No ambiente cristão, o tema ganha uma dimensão ainda mais ampla. A Bíblia não trata das apostas esportivas modernas, mas apresenta princípios recorrentes sobre domínio próprio, ganância, amor ao dinheiro, responsabilidade e administração dos recursos. Textos como 1 Timóteo 6:9-10, que alerta para os perigos associados ao desejo de enriquecimento, e Provérbios 13:11, que contrapõe ganhos obtidos rapidamente à construção paciente de patrimônio, podem servir como ponto de partida para conversas com adolescentes. O objetivo não deve ser apenas dizer “não aposte”, mas ajudar o jovem a compreender por que a promessa de dinheiro fácil pode ser uma armadilha.

O levantamento coloca, assim, um novo desafio diante de pais e educadores: as bets não estão apenas nos celulares dos adultos.
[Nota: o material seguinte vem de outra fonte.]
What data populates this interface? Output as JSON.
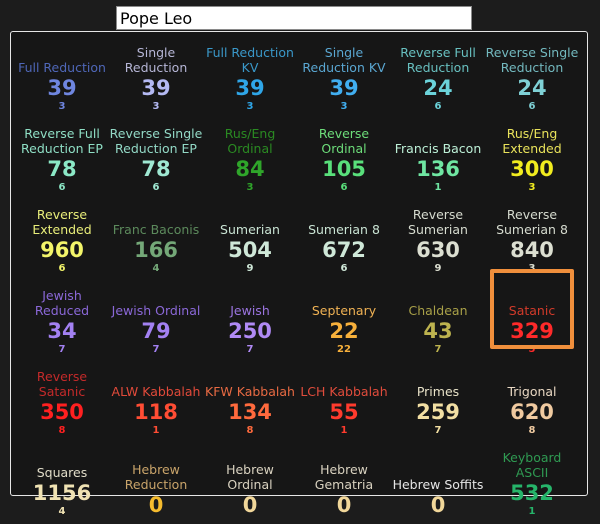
{
  "search": {
    "value": "Pope Leo"
  },
  "cells": [
    {
      "name": "Full Reduction",
      "value": "39",
      "reduced": "3",
      "name_color": "#4f67b8",
      "value_color": "#6f86e0",
      "reduced_color": "#6f86e0"
    },
    {
      "name": "Single Reduction",
      "value": "39",
      "reduced": "3",
      "name_color": "#b6b6d6",
      "value_color": "#b4b9f2",
      "reduced_color": "#b4b9f2"
    },
    {
      "name": "Full Reduction KV",
      "value": "39",
      "reduced": "3",
      "name_color": "#3a98c9",
      "value_color": "#2fa6e8",
      "reduced_color": "#2fa6e8"
    },
    {
      "name": "Single Reduction KV",
      "value": "39",
      "reduced": "3",
      "name_color": "#5aa7d2",
      "value_color": "#41aef0",
      "reduced_color": "#41aef0"
    },
    {
      "name": "Reverse Full Reduction",
      "value": "24",
      "reduced": "6",
      "name_color": "#68c0c0",
      "value_color": "#6bd3da",
      "reduced_color": "#6bd3da"
    },
    {
      "name": "Reverse Single Reduction",
      "value": "24",
      "reduced": "6",
      "name_color": "#73b9bf",
      "value_color": "#7fd1d6",
      "reduced_color": "#7fd1d6"
    },
    {
      "name": "Reverse Full Reduction EP",
      "value": "78",
      "reduced": "6",
      "name_color": "#8fdfc5",
      "value_color": "#8be8c6",
      "reduced_color": "#8be8c6"
    },
    {
      "name": "Reverse Single Reduction EP",
      "value": "78",
      "reduced": "6",
      "name_color": "#93d9c6",
      "value_color": "#9fe8d2",
      "reduced_color": "#9fe8d2"
    },
    {
      "name": "Rus/Eng Ordinal",
      "value": "84",
      "reduced": "3",
      "name_color": "#2a8a22",
      "value_color": "#2fa52a",
      "reduced_color": "#2fa52a"
    },
    {
      "name": "Reverse Ordinal",
      "value": "105",
      "reduced": "6",
      "name_color": "#6ddd7a",
      "value_color": "#59e07b",
      "reduced_color": "#59e07b"
    },
    {
      "name": "Francis Bacon",
      "value": "136",
      "reduced": "1",
      "name_color": "#bdf0d7",
      "value_color": "#6fe6a2",
      "reduced_color": "#6fe6a2"
    },
    {
      "name": "Rus/Eng Extended",
      "value": "300",
      "reduced": "3",
      "name_color": "#e9e35b",
      "value_color": "#f1ec1f",
      "reduced_color": "#f1ec1f"
    },
    {
      "name": "Reverse Extended",
      "value": "960",
      "reduced": "6",
      "name_color": "#e9ee7a",
      "value_color": "#f3f56a",
      "reduced_color": "#f3f56a"
    },
    {
      "name": "Franc Baconis",
      "value": "166",
      "reduced": "4",
      "name_color": "#5c8a5c",
      "value_color": "#74a878",
      "reduced_color": "#74a878"
    },
    {
      "name": "Sumerian",
      "value": "504",
      "reduced": "9",
      "name_color": "#c9e3d3",
      "value_color": "#cfe8d8",
      "reduced_color": "#cfe8d8"
    },
    {
      "name": "Sumerian 8",
      "value": "672",
      "reduced": "6",
      "name_color": "#c9e3d3",
      "value_color": "#cfe8d8",
      "reduced_color": "#cfe8d8"
    },
    {
      "name": "Reverse Sumerian",
      "value": "630",
      "reduced": "9",
      "name_color": "#d6dbcf",
      "value_color": "#dcdfd1",
      "reduced_color": "#dcdfd1"
    },
    {
      "name": "Reverse Sumerian 8",
      "value": "840",
      "reduced": "3",
      "name_color": "#d6dbcf",
      "value_color": "#dcdfd1",
      "reduced_color": "#dcdfd1"
    },
    {
      "name": "Jewish Reduced",
      "value": "34",
      "reduced": "7",
      "name_color": "#8b68d8",
      "value_color": "#a381f2",
      "reduced_color": "#a381f2"
    },
    {
      "name": "Jewish Ordinal",
      "value": "79",
      "reduced": "7",
      "name_color": "#8b68d8",
      "value_color": "#a381f2",
      "reduced_color": "#a381f2"
    },
    {
      "name": "Jewish",
      "value": "250",
      "reduced": "7",
      "name_color": "#9b74e0",
      "value_color": "#b08af5",
      "reduced_color": "#b08af5"
    },
    {
      "name": "Septenary",
      "value": "22",
      "reduced": "22",
      "name_color": "#f0b254",
      "value_color": "#f7b03b",
      "reduced_color": "#f7b03b"
    },
    {
      "name": "Chaldean",
      "value": "43",
      "reduced": "7",
      "name_color": "#a8a048",
      "value_color": "#bdb34f",
      "reduced_color": "#bdb34f"
    },
    {
      "name": "Satanic",
      "value": "329",
      "reduced": "5",
      "name_color": "#d23a2a",
      "value_color": "#ff2a2a",
      "reduced_color": "#ff2a2a"
    },
    {
      "name": "Reverse Satanic",
      "value": "350",
      "reduced": "8",
      "name_color": "#c42a2a",
      "value_color": "#ff2020",
      "reduced_color": "#ff2020"
    },
    {
      "name": "ALW Kabbalah",
      "value": "118",
      "reduced": "1",
      "name_color": "#e14a3a",
      "value_color": "#ff4d34",
      "reduced_color": "#ff4d34"
    },
    {
      "name": "KFW Kabbalah",
      "value": "134",
      "reduced": "8",
      "name_color": "#e86a43",
      "value_color": "#ff6a3d",
      "reduced_color": "#ff6a3d"
    },
    {
      "name": "LCH Kabbalah",
      "value": "55",
      "reduced": "1",
      "name_color": "#e04c3c",
      "value_color": "#ff3b2d",
      "reduced_color": "#ff3b2d"
    },
    {
      "name": "Primes",
      "value": "259",
      "reduced": "7",
      "name_color": "#e8e2c8",
      "value_color": "#f2dfa3",
      "reduced_color": "#f2dfa3"
    },
    {
      "name": "Trigonal",
      "value": "620",
      "reduced": "8",
      "name_color": "#e8d7c2",
      "value_color": "#f0caa0",
      "reduced_color": "#f0caa0"
    },
    {
      "name": "Squares",
      "value": "1156",
      "reduced": "4",
      "name_color": "#e0dcc8",
      "value_color": "#efe2b3",
      "reduced_color": "#efe2b3"
    },
    {
      "name": "Hebrew Reduction",
      "value": "0",
      "reduced": "",
      "name_color": "#c9a46a",
      "value_color": "#f5bb2e",
      "reduced_color": "#f5bb2e"
    },
    {
      "name": "Hebrew Ordinal",
      "value": "0",
      "reduced": "",
      "name_color": "#d9d2c0",
      "value_color": "#f1d79a",
      "reduced_color": "#f1d79a"
    },
    {
      "name": "Hebrew Gematria",
      "value": "0",
      "reduced": "",
      "name_color": "#d9d2c0",
      "value_color": "#f1d79a",
      "reduced_color": "#f1d79a"
    },
    {
      "name": "Hebrew Soffits",
      "value": "0",
      "reduced": "",
      "name_color": "#e6e6e6",
      "value_color": "#f1d79a",
      "reduced_color": "#f1d79a"
    },
    {
      "name": "Keyboard ASCII",
      "value": "532",
      "reduced": "1",
      "name_color": "#2f9a52",
      "value_color": "#26b46a",
      "reduced_color": "#26b46a"
    }
  ]
}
Elas já chegaram ao universo escolar e alcançam estudantes que, em muitos casos, ainda estão construindo sua relação com dinheiro, risco e responsabilidade. Quando quase metade dos alunos do último ano do ensino médio relata já ter apostado, o fenômeno deixa de ser um comportamento isolado e passa a exigir atenção de famílias, escolas, autoridades e comunidades de fé.